Hyperthermic intraperitoneal chemotherapy for recurrent epithelial ovarian cancer

BACKGROUND: To investigate outcomes and morbidity of patients undergoing secondary cytoreductive surgery (CRS) and hyperthermic intraperitoneal chemotherapy (HIPEC) in recurrent ovarian cancer. MATERIALS AND METHODS: Between April 2014 and January 2019, a total of 51 recurrent ovarian cancer patients receiving secondary CRS and HIPEC were retrospectively reviewed. RESULTS: Among the 51 patients, median peritoneal cancer index score was 13 (range 3–34), and completeness of cytoreduction (CC) score of 0/1 was achieved in 41 patients (78.8%). Regimen of HIPEC included cisplatin and paclitaxel in 39 (75%) cases. The median follow-up duration of survivors was 20.2 months. Sixteen (30.8%) patients remained free of recurrence after HIPEC. The median progression-free survival (PFS) and overall survival (OS) were 11.8 months and 34.5 months respectively. Multivariate analysis showed previous chemotherapy <2 lines (HR 0.24, 0.11–0.52; p = 0.001), chemotherapy-free interval ≥6 months (HR 0.19, 0.09–0.37; p < 0.001) and CA125 < 35 U/mL before HIPEC (HR 0.133, 0.021–0.0832; p = 0.031) were good prognostic factors for PFS. CC0/1 was not significant in multivariate analysis. The most common grade 3/4 toxicity was anemia (17.3%), pleural effusion (11.5%) and renal insufficiency (5.7%).
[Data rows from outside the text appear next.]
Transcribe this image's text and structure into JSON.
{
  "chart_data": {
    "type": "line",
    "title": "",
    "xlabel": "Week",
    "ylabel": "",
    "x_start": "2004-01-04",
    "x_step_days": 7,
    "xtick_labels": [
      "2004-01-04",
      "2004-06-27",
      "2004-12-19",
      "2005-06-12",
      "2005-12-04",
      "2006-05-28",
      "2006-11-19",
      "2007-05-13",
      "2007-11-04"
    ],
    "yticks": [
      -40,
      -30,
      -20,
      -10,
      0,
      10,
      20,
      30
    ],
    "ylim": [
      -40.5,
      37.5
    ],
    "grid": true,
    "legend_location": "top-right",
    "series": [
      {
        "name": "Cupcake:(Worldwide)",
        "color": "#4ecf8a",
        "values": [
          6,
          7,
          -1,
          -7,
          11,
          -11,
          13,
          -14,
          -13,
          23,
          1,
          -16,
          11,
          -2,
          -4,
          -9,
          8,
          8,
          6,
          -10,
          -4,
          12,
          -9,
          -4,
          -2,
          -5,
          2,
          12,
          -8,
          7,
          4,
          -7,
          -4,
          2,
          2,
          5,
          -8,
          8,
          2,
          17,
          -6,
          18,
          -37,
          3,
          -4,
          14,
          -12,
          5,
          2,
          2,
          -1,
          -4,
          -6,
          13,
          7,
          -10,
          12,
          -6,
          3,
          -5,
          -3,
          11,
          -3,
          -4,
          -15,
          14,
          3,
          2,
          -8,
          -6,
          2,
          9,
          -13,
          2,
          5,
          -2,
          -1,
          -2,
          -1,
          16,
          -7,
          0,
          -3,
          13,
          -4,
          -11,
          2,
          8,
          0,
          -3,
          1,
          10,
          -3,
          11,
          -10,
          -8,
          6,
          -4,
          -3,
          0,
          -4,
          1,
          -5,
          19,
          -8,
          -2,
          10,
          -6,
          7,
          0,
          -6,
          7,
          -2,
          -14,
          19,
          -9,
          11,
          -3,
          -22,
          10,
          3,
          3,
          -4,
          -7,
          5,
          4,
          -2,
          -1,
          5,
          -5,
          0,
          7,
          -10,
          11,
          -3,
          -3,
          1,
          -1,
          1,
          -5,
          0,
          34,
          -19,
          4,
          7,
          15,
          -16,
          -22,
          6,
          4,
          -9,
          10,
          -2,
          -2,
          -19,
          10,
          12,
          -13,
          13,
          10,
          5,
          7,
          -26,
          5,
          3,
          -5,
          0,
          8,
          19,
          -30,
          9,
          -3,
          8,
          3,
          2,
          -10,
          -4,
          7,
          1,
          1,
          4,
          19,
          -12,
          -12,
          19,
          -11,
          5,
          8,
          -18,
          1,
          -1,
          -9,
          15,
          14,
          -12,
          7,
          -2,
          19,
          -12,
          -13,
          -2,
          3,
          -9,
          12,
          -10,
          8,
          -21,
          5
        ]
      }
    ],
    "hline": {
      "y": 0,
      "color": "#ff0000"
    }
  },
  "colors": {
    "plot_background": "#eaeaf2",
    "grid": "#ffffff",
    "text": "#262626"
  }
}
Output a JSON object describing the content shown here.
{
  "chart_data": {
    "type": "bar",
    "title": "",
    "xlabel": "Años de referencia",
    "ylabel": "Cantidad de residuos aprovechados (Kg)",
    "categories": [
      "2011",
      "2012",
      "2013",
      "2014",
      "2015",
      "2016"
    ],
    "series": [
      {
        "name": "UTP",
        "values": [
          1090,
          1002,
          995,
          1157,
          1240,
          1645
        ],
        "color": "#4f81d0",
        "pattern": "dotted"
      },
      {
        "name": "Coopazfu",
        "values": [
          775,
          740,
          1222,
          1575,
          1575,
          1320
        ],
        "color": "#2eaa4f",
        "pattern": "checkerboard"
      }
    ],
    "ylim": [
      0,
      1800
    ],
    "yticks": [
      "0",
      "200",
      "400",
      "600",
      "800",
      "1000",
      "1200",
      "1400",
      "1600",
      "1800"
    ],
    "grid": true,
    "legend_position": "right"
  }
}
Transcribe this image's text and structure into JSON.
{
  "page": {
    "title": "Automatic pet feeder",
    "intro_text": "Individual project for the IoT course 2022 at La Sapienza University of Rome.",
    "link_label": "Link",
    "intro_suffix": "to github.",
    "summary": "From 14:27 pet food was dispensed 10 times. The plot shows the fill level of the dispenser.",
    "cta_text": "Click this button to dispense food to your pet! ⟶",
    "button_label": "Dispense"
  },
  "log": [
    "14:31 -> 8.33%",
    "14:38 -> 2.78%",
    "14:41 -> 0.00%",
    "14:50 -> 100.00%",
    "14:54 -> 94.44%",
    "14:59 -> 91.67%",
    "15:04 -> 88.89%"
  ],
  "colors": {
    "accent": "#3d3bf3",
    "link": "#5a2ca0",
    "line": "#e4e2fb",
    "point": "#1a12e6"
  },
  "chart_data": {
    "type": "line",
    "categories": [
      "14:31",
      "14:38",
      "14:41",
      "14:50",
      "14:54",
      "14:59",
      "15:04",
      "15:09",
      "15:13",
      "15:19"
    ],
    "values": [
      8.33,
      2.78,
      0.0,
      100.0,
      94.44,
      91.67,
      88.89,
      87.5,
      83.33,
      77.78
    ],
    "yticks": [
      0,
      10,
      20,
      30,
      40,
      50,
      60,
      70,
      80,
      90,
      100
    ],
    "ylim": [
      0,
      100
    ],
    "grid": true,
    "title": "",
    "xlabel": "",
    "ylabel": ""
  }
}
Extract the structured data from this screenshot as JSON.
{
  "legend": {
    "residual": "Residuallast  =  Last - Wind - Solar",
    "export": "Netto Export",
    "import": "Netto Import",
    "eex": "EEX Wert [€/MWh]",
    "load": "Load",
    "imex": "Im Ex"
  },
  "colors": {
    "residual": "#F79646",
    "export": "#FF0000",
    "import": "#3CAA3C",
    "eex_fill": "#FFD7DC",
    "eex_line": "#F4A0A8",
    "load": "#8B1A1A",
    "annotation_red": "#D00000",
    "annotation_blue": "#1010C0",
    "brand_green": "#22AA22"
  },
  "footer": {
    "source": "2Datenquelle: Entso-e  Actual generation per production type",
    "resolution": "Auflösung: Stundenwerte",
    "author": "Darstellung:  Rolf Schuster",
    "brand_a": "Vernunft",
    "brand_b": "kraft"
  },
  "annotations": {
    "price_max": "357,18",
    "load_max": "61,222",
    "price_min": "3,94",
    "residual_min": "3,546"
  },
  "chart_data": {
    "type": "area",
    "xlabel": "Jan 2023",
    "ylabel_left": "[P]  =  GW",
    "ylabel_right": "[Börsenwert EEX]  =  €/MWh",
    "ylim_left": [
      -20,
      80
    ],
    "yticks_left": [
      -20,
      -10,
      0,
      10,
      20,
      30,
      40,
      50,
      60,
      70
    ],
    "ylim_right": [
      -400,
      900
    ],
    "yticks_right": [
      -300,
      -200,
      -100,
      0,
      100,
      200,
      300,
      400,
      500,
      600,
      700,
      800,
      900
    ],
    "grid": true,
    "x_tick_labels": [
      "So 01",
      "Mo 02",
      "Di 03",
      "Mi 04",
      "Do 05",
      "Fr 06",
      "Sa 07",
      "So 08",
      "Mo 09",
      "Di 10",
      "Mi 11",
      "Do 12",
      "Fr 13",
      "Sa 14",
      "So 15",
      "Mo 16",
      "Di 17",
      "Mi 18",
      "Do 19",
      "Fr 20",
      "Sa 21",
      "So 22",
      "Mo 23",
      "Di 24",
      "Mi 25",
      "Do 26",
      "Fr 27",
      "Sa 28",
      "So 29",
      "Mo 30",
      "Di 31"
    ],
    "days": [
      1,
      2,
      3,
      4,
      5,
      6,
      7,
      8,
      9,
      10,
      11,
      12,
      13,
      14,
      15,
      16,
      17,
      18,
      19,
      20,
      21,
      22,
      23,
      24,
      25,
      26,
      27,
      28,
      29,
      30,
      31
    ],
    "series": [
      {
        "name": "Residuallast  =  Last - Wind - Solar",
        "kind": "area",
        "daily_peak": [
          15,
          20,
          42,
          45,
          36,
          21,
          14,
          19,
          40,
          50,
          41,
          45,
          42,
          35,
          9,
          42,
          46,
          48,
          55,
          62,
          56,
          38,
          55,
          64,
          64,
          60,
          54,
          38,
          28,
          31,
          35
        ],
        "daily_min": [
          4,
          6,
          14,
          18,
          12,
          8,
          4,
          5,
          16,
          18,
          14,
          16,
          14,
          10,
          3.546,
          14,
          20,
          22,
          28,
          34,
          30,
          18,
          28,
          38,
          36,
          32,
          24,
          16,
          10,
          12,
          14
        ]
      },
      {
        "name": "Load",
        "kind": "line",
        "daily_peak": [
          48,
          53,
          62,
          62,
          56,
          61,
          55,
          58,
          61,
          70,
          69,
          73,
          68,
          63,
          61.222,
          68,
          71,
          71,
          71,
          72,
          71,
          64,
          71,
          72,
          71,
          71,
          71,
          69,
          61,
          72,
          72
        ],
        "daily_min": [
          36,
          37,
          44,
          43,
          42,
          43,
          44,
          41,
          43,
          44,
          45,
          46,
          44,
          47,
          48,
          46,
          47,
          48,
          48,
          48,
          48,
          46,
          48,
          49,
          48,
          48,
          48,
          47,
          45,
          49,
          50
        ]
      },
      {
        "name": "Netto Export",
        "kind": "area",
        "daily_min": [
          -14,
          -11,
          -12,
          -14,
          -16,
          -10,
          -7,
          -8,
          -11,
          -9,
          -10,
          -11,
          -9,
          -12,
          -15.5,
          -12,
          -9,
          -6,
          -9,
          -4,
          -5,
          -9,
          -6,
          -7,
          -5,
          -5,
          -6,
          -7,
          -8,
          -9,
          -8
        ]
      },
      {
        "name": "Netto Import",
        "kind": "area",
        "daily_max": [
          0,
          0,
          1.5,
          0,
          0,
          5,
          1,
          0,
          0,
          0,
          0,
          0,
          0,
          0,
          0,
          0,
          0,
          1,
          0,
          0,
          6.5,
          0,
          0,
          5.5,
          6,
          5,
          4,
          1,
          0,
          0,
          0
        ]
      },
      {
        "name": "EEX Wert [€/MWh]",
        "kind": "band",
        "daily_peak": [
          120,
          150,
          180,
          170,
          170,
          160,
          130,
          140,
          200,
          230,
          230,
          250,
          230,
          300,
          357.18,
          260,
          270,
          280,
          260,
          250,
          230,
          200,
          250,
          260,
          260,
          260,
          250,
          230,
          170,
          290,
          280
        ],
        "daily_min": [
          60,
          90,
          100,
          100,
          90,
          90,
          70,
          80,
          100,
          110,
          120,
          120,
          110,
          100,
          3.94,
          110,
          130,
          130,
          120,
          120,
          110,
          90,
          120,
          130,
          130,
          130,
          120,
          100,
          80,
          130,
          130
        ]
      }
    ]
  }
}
Patients with age ≥50, peritoneal carcinomatosis index (PCI) ≥ 11, operation time ≥10 h and diaphragm surgery had significantly higher incidence of pleural effusion. CONCLUSIONS: The current study showed adding HIPEC to secondary CRS might prolong PFS especially in patients with previous chemotherapy <2 lines, chemotherapy-free interval ≥6 months and CA125 < 35 U/mL before HIPEC.